Westray is also where I had my first sighting of puffins!!
But these islands have much more to offer than puffins as they have also been inhabited by humans for thousands of years and the remains of some of the early human settlements remain to be appreciated by modern generations.
Largescale excavations of Norse period sites have been undertaken at Tuquoy, Quoygrew and Langskaill on Westray in recent years. Each of these was the site of a Viking-Norse settlement. Tuquoy has remains of a longhouse, a large rectangular building, and a midden (refuse dump). Quoygrew has the remains of a longhouse dating from 1100AD, used continuously until the early 20th century. Langskaill appears to have been an Iron Age settlement in use from 500 BC to the 14th century. An underground chamber was discovered in Langskaill farm in 1965. The investigation appears to indicate the abrupt disappearance of the pre-Norse culture, indicating an invasion by force by the Vikings. The Norse invaders built a large high-status settlement over the site of the earlier settlement.1
It was the Norse longhouse at Quoygrew which we saw...

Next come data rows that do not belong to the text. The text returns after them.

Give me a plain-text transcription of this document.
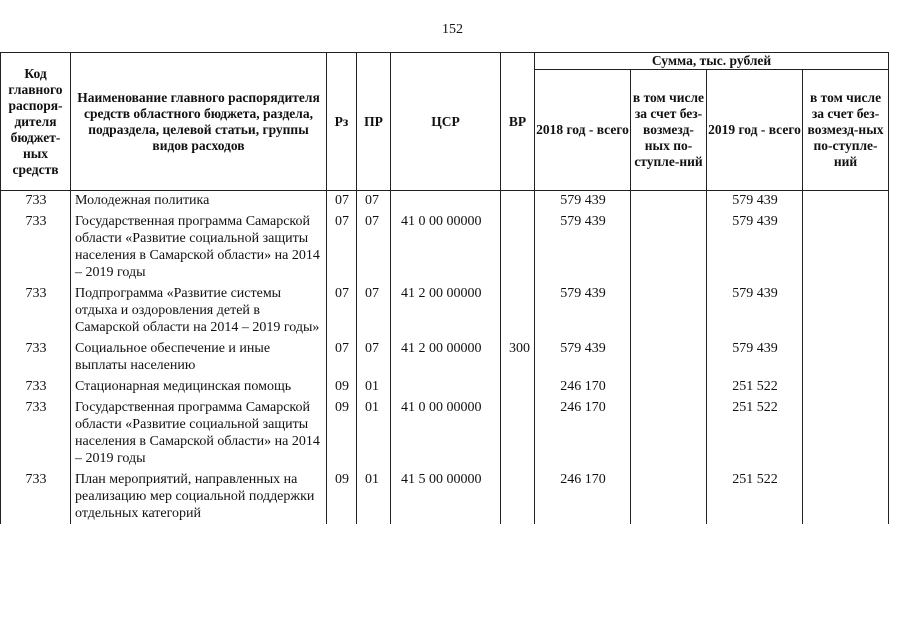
152
Код главного распоря-дителя бюджет-ных средств	Наименование главного распорядителя средств областного бюджета, раздела, подраздела, целевой статьи, группы видов расходов	Рз	ПР	ЦСР	ВР	Сумма, тыс. рублей			
						2018 год - всего	в том числе за счет без-возмезд-ных по-ступле-ний	2019 год - всего	в том числе за счет без-возмезд-ных по-ступле-ний
733	Молодежная политика	07	07			579 439		579 439	
733	Государственная программа Самарской области «Развитие социальной защиты населения в Самарской области» на 2014 – 2019 годы	07	07	41 0 00 00000		579 439		579 439	
733	Подпрограмма «Развитие системы отдыха и оздоровления детей в Самарской области на 2014 – 2019 годы»	07	07	41 2 00 00000		579 439		579 439	
733	Социальное обеспечение и иные выплаты населению	07	07	41 2 00 00000	300	579 439		579 439	
733	Стационарная медицинская помощь	09	01			246 170		251 522	
733	Государственная программа Самарской области «Развитие социальной защиты населения в Самарской области» на 2014 – 2019 годы	09	01	41 0 00 00000		246 170		251 522	
733	План мероприятий, направленных на реализацию мер социальной поддержки отдельных категорий	09	01	41 5 00 00000		246 170		251 522	
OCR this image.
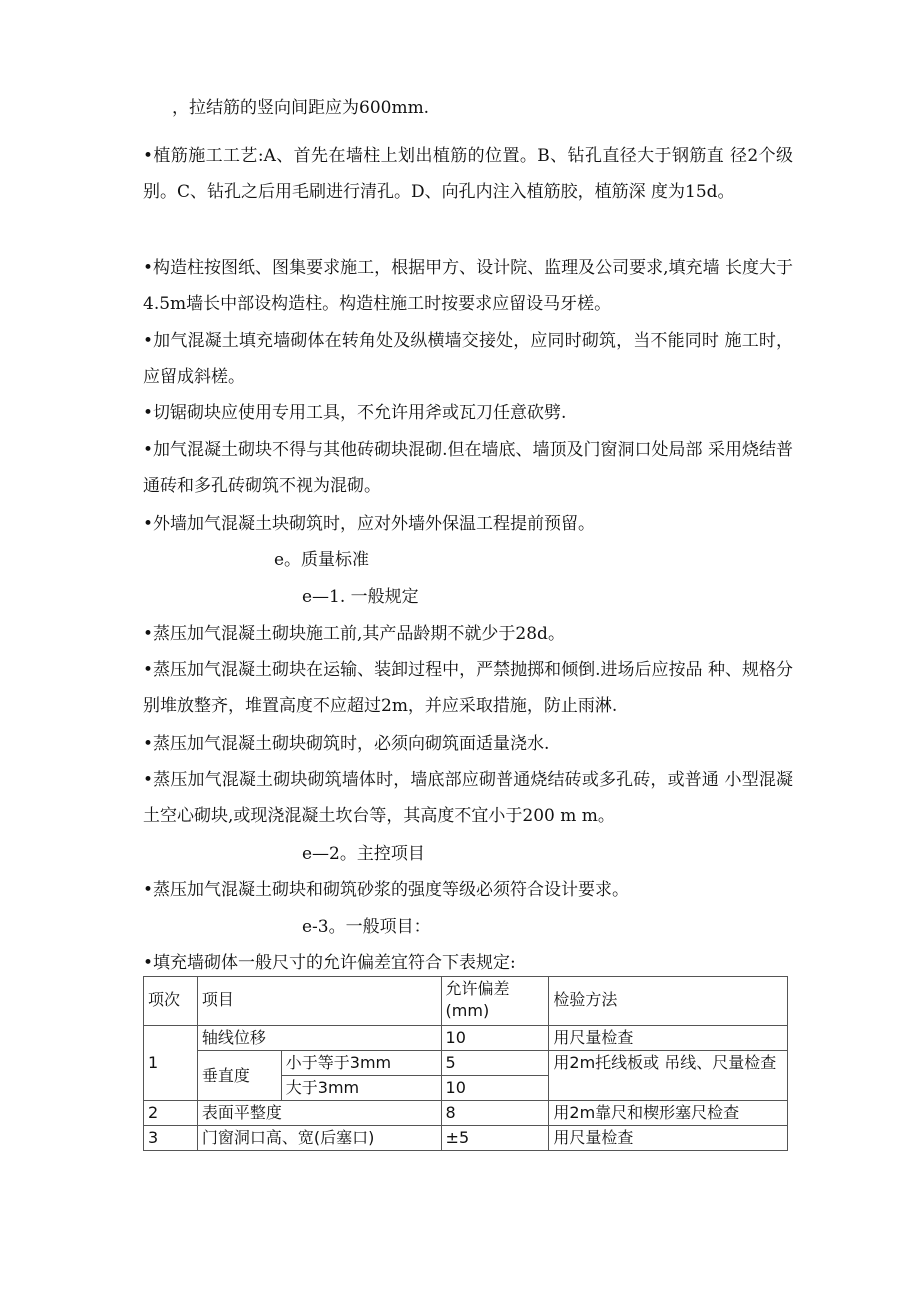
，拉结筋的竖向间距应为600mm.
•植筋施工工艺:A、首先在墙柱上划出植筋的位置。B、钻孔直径大于钢筋直 径2个级别。C、钻孔之后用毛刷进行清孔。D、向孔内注入植筋胶，植筋深 度为15d。
•构造柱按图纸、图集要求施工，根据甲方、设计院、监理及公司要求,填充墙 长度大于4.5m墙长中部设构造柱。构造柱施工时按要求应留设马牙槎。
•加气混凝土填充墙砌体在转角处及纵横墙交接处，应同时砌筑，当不能同时 施工时，应留成斜槎。
•切锯砌块应使用专用工具，不允许用斧或瓦刀任意砍劈.
•加气混凝土砌块不得与其他砖砌块混砌.但在墙底、墙顶及门窗洞口处局部 采用烧结普通砖和多孔砖砌筑不视为混砌。
•外墙加气混凝土块砌筑时，应对外墙外保温工程提前预留。
e。质量标准
e—1. 一般规定
•蒸压加气混凝土砌块施工前,其产品龄期不就少于28d。
•蒸压加气混凝土砌块在运输、装卸过程中，严禁抛掷和倾倒.进场后应按品 种、规格分别堆放整齐，堆置高度不应超过2m，并应采取措施，防止雨淋.
•蒸压加气混凝土砌块砌筑时，必须向砌筑面适量浇水.
•蒸压加气混凝土砌块砌筑墙体时，墙底部应砌普通烧结砖或多孔砖，或普通 小型混凝土空心砌块,或现浇混凝土坎台等，其高度不宜小于200 m m。
e—2。主控项目
•蒸压加气混凝土砌块和砌筑砂浆的强度等级必须符合设计要求。
e-3。一般项目：
•填充墙砌体一般尺寸的允许偏差宜符合下表规定:
项次	项目		允许偏差(mm)	检验方法
1	轴线位移		10	用尺量检查
	垂直度	小于等于3mm	5	用2m托线板或 吊线、尺量检查
		大于3mm	10	
2	表面平整度		8	用2m靠尺和楔形塞尺检查
3	门窗洞口高、宽(后塞口)		±5	用尺量检查
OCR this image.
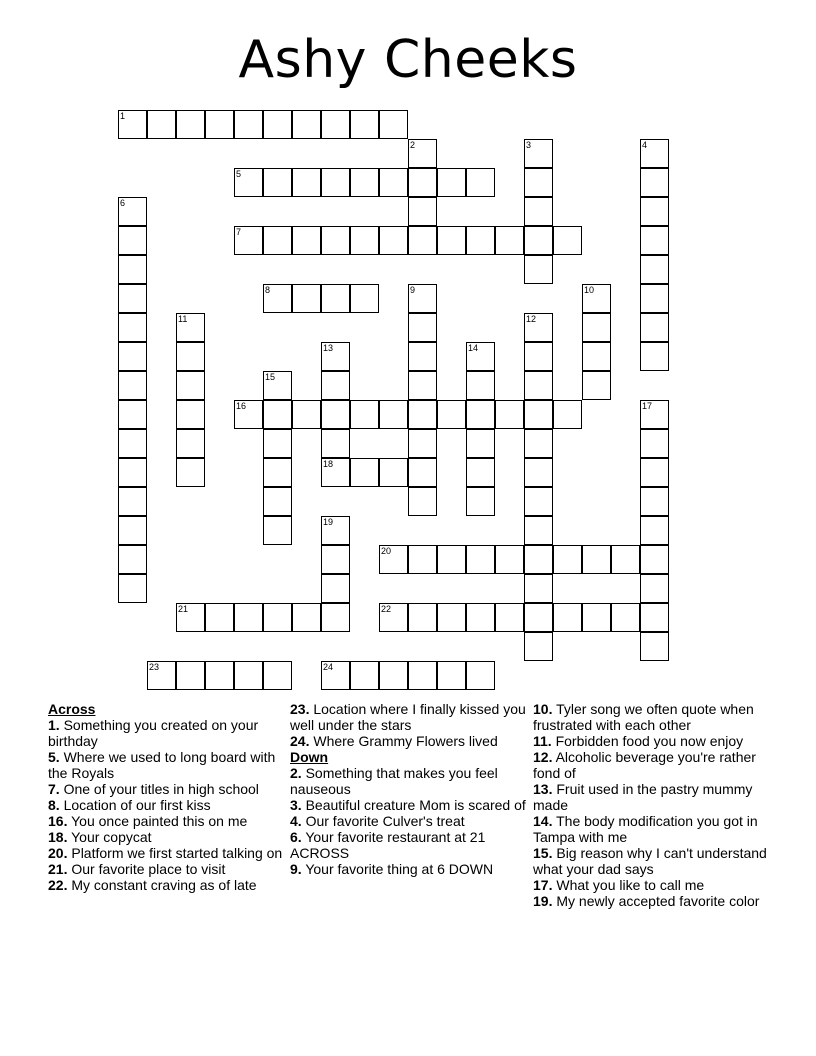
Ashy Cheeks
1
2	3	4
5
6
7
8	9	10
11	12
13
18
14
15
16	17
19
20
21	22
23	24
Across
1. Something you created on your birthday
5. Where we used to long board with the Royals
7. One of your titles in high school
8. Location of our first kiss
16. You once painted this on me
18. Your copycat
20. Platform we first started talking on
21. Our favorite place to visit
22. My constant craving as of late
23. Location where I finally kissed you well under the stars
24. Where Grammy Flowers lived
Down
2. Something that makes you feel nauseous
3. Beautiful creature Mom is scared of
4. Our favorite Culver's treat
6. Your favorite restaurant at 21 ACROSS
9. Your favorite thing at 6 DOWN
10. Tyler song we often quote when frustrated with each other
11. Forbidden food you now enjoy
12. Alcoholic beverage you're rather fond of
13. Fruit used in the pastry mummy made
14. The body modification you got in Tampa with me
15. Big reason why I can't understand what your dad says
17. What you like to call me
19. My newly accepted favorite color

It was at Noltland on Westray too, that one of the most impressive castles in Orkney, and indeed the Northern Isles, was built, Noltland Castle. The castle was commissioned in the 1560s by Gilbert Balfour, who probably played the leading role in the murder of Lord Darnley, consort of Mary, Queen of Scots. Balfour married Margaret Bothwell, the sister of Adam Bothwell, Bishop of Orkney who endowed him with Westray, when it was episcopal property. The Castle is situated above the Bay of Pierowall, was built in the 1560s. It is notable for an unusually large spiral staircase, "second only to Fyvie Castle, while its triple tiers of gunloops are without parallel in Scotland, if not Europe". However, Balfour was executed by the Swedes before he could use it.1
The visit to Papa Westray in the afternoon was a relaxing walk to see some of the native life!!
We walked through a field of cows and wildflowers and were lucky enough to see a Scottish Primrose - only found in Orkney and northern coast of mainland Scotland and nowhere else in the world - so pretty special. The Scottish Primrose is seen below bottom centre.
We did see many birds but too far away for my phone camera. If you ever decide to do a trip similar to this one I have done go prepared with a good camera.
I did however see some wonderful street art which is remarkable given that the population of Papa Westray is about 70 and I think they all have the soul of an artist!!!
I couldn't find anything specific explaining the murals which obviously feature the local life of this community.
I did find the following information:
Explore Papa Westray's rich local history and enjoy films, audio recordings, photos, books, information and events in our modern heritage, art & craft centre. Refurbished in 2016, The Kelp Store is great source of local archive information as well as a venue for the OY Arts Festival and many other local arts, crafts, music and cultural activities. Open 7 days a week, entry is by donation towards the cost of maintaining this historic community building.2
This is a beautiful little island and I would like very much to know more about the artists who live there. I have found the following site which gives us more insight into the cultural life on Papay.
There will be a break from the posts on my visit to the northern islands of Scotland for a few days as I travel back to Australia. But I will be back with more as we travelled from the Orkney Islands across the north of Scotland to the Outer Hebrides in the northwest and then on to visiting the numerous islands which are found on the west coast.